The first and third terms are bounded by \(\frac{\epsilon}{3}\) by equicontinuity, and the second term is Cauchy in \(D\), so with a large enough \(N\) we can also bound it by \(\frac{\epsilon}{3}\).

Thus we have \(d_Y(f_n(x), f_m(x)) < \epsilon\), and hence that \(\{f_n(x)\}_{n=1}^\infty\) is Cauchy in \(Y\) for all \(x \in X\).

We now know that \(f = \lim f_n\) exists, we must now show that it is continuous.

Let \(\epsilon > 0, x \in X\). We have a \(\delta>0\) such that \(d_X(x,y) < \delta \implies (d_Y(f_n(x), f_n(y)) < \frac{\epsilon}{2} \forall n)\)
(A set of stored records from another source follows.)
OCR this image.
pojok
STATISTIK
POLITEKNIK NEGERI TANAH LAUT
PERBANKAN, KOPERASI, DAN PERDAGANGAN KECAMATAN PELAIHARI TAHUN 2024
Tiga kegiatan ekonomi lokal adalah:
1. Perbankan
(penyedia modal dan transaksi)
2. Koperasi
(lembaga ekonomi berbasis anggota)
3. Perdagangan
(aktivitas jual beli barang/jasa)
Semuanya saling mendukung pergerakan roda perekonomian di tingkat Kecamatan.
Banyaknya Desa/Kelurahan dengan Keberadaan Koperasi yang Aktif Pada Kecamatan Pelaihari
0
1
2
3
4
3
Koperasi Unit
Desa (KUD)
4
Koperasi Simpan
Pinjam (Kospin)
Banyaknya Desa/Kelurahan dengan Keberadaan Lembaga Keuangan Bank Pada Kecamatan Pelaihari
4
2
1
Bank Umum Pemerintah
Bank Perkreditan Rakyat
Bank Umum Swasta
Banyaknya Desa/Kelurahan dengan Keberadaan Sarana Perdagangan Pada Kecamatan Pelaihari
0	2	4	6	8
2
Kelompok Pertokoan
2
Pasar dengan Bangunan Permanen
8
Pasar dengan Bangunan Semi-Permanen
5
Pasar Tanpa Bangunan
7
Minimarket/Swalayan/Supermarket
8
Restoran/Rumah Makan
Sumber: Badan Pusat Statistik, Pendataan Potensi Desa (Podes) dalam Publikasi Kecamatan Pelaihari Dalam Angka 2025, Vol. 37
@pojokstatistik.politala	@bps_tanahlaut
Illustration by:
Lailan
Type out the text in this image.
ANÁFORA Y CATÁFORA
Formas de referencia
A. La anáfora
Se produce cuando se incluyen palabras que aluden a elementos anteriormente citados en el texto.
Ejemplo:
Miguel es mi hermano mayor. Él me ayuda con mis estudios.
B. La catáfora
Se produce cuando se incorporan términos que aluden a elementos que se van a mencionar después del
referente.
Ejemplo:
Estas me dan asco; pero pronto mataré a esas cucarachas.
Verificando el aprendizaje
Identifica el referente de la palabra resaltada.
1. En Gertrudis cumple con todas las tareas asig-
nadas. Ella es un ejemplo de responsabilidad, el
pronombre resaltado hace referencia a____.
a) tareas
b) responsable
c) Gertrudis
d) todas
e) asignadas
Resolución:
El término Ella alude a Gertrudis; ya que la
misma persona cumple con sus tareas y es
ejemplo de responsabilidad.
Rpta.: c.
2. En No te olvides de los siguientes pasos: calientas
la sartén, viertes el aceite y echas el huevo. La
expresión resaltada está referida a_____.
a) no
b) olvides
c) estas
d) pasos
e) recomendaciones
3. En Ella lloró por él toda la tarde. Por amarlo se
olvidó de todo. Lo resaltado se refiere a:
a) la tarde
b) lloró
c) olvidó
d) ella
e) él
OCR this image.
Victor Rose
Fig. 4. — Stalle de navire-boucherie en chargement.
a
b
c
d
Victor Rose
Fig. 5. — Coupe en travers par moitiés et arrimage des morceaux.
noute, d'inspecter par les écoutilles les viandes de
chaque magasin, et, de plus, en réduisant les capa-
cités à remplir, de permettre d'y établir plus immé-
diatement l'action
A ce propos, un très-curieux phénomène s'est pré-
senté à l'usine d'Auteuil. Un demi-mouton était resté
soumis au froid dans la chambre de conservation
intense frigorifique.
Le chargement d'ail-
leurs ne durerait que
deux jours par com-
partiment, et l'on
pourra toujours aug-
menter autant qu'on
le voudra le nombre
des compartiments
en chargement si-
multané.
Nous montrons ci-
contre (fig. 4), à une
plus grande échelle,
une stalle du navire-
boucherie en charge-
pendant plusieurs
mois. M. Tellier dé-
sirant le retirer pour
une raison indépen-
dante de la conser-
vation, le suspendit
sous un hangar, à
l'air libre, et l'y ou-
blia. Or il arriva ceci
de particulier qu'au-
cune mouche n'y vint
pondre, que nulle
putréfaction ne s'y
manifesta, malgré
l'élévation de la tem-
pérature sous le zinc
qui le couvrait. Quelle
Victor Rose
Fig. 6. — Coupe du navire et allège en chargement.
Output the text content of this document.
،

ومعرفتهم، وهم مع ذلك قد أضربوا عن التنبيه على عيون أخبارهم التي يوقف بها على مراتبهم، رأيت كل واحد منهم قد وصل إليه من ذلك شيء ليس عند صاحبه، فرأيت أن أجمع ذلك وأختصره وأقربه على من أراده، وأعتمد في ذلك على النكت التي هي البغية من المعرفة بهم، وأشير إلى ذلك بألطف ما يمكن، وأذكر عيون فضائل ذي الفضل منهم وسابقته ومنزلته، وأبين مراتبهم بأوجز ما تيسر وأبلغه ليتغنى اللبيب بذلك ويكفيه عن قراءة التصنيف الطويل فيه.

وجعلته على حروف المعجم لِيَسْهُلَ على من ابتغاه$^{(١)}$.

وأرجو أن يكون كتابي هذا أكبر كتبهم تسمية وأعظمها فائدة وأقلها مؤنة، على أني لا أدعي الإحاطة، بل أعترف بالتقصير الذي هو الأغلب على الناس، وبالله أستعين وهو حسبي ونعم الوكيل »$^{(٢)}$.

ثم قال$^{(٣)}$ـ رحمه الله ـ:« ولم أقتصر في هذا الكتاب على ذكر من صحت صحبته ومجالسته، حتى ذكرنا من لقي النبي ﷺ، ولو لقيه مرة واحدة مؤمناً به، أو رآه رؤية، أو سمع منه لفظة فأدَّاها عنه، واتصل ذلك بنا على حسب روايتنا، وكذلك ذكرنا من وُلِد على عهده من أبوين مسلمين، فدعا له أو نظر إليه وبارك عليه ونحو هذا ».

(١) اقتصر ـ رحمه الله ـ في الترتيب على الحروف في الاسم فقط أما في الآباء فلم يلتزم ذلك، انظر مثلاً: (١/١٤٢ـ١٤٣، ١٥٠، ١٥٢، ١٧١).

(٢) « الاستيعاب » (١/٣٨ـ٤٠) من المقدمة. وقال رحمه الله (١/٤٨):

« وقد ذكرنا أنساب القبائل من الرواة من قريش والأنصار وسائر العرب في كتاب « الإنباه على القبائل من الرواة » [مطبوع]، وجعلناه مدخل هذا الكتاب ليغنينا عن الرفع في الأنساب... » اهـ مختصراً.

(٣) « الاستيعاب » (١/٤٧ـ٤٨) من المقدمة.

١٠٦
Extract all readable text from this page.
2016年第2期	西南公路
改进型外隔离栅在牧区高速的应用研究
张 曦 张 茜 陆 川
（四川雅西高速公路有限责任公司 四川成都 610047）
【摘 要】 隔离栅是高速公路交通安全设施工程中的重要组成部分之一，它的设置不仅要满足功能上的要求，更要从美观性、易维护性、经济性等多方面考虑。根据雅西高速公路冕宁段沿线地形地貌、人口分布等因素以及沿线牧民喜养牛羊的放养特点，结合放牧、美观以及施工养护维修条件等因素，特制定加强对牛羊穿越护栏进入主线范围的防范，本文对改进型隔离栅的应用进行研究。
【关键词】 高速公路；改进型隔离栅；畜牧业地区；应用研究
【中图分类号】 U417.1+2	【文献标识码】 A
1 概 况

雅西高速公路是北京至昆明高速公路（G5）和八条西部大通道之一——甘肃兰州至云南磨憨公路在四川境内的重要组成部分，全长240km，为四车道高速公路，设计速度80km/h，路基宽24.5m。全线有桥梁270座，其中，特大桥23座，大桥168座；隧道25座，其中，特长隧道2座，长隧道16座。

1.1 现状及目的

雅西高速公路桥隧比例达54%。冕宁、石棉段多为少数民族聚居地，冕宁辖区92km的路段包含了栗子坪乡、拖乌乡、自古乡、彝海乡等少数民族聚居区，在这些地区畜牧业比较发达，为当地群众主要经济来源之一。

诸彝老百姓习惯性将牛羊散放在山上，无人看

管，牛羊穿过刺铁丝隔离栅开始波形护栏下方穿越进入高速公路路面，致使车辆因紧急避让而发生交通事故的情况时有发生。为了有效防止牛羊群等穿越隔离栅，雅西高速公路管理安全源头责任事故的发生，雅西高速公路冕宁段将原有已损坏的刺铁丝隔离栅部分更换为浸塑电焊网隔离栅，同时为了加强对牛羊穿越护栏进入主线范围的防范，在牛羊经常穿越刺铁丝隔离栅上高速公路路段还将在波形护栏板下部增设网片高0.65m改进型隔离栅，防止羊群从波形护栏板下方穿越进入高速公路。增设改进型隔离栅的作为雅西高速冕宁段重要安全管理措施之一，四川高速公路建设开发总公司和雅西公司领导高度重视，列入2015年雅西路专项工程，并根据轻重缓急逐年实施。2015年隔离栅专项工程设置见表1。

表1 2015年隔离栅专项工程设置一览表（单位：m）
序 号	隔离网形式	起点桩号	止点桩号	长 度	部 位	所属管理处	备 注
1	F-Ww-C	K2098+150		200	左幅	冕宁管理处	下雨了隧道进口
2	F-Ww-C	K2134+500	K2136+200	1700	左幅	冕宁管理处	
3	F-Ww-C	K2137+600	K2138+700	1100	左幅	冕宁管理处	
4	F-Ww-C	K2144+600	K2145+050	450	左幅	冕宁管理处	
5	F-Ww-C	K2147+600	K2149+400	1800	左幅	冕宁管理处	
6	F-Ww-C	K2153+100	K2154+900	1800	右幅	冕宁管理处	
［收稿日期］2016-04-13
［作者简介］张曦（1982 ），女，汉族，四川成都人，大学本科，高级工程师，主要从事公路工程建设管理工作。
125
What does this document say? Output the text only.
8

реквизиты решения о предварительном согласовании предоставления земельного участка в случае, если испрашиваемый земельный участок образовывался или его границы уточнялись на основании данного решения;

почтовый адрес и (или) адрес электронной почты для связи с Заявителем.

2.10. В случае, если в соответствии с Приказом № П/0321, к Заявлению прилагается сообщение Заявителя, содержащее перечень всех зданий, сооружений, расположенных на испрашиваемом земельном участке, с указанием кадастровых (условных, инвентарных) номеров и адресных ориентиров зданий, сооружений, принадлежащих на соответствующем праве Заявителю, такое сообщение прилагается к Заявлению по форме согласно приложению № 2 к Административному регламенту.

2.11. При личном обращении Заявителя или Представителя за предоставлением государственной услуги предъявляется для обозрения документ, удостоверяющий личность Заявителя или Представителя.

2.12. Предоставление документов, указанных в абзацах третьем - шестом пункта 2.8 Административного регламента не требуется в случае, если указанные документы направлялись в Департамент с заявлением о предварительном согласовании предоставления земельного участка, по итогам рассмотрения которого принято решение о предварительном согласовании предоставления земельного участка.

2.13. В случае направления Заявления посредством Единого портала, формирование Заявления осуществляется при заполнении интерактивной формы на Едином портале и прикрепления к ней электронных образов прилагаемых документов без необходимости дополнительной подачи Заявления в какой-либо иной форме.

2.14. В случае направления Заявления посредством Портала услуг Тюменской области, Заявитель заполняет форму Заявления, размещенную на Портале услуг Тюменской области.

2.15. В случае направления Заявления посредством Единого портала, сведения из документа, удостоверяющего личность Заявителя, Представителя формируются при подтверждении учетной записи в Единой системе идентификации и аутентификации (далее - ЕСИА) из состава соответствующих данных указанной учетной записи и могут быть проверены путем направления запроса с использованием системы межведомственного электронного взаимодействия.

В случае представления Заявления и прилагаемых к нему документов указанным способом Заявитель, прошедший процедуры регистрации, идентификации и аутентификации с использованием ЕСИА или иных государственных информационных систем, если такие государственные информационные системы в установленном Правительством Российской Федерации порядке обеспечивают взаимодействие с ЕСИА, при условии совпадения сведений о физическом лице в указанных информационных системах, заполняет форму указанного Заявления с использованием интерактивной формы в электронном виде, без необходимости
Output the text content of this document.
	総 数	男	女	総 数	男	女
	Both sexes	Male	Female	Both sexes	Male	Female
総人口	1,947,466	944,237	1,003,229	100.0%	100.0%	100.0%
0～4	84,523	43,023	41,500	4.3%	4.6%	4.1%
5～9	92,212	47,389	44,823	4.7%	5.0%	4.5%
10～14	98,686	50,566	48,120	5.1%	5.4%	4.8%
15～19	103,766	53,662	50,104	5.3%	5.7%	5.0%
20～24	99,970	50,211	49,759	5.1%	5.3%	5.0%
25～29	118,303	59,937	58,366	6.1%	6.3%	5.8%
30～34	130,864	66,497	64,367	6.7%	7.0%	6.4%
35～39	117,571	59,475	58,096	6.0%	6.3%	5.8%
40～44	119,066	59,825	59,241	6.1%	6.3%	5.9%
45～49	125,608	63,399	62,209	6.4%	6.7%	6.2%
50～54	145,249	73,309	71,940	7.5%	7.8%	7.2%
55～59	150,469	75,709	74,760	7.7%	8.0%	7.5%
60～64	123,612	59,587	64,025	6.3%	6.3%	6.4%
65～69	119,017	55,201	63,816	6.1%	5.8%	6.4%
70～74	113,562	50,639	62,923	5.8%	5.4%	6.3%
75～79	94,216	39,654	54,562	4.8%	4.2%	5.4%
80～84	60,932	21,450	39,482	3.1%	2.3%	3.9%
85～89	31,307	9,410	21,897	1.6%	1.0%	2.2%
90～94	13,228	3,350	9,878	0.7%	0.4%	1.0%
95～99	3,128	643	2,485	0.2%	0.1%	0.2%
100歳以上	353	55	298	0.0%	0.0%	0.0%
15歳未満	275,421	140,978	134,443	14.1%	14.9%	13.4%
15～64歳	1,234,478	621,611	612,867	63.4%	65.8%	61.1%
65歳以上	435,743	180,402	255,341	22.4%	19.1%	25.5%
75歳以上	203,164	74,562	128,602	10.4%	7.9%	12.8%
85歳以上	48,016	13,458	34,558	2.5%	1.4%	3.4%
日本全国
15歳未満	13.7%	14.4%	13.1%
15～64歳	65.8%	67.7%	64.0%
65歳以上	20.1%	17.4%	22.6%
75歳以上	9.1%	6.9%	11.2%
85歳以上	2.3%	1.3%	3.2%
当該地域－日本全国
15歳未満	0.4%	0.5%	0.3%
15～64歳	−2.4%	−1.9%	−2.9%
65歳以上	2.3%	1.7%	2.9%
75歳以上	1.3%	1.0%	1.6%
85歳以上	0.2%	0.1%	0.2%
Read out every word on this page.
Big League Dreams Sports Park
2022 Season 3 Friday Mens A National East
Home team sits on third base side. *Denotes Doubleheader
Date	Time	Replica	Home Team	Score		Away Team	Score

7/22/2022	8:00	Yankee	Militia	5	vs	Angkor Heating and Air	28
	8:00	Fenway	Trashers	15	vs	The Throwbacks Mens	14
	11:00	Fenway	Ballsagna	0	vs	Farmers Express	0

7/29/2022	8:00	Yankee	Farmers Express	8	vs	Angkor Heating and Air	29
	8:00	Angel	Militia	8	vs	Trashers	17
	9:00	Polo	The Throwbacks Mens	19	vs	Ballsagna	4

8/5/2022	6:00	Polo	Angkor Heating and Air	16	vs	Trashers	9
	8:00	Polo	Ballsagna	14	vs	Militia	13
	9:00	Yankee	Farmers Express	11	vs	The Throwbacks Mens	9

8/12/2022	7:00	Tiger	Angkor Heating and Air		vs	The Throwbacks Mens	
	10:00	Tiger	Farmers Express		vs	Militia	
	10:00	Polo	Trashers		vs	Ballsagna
We also know that \(d_Y\) is continuous, so we have

\(\frac{\epsilon}{2} \geq \lim_{n\to \infty}d_y(f_n(x), f_n(y)) = d_Y(f(x),f(y))\)

So \(f\) is continuous.\(\blacksquare\)

#### Lemma II

Let \(\{f_n: X \to Y\}_{n=1}^\infty\) be an equicontinuous family, and assume \(\exists f : X \to Y\) such that \(f_n(x) \to f(x)\) \(\forall x \in X\). If \((X, d_X)\) is compact then \(f_n \to f\) uniformly.

##### Proof

Since \(X\) is compact \(\{f_n\} \cup \{f\}\) is an equicontinuous family.

Let \(\epsilon > 0\), choose \(\delta\) such that:

\(d_X(x,y) < \delta\) implies both \(d_Y(f_n(x), f_n(y)) < \frac{\epsilon}{3}\) and \(d_Y(f(x), f(y)) < \frac{\epsilon}{3}\)

Let \(\{B_X(y, \delta)\}_{y\in X}\) be an open cover of \(X\) that admits a finite sub cover \(\bigcup_{i=1}^m B_X(y_i, \delta)\).

Because we have a finite sub cover, every \(x\in X\) is within \(\delta\) of some \(y_i\).

For each \(i\) there exists an \(N_i\) such that for all \(n\) greater than \(N_i\) we have \(d_Y(f_{n}(y_i), f(y_i)) < \frac{\epsilon}{3}\)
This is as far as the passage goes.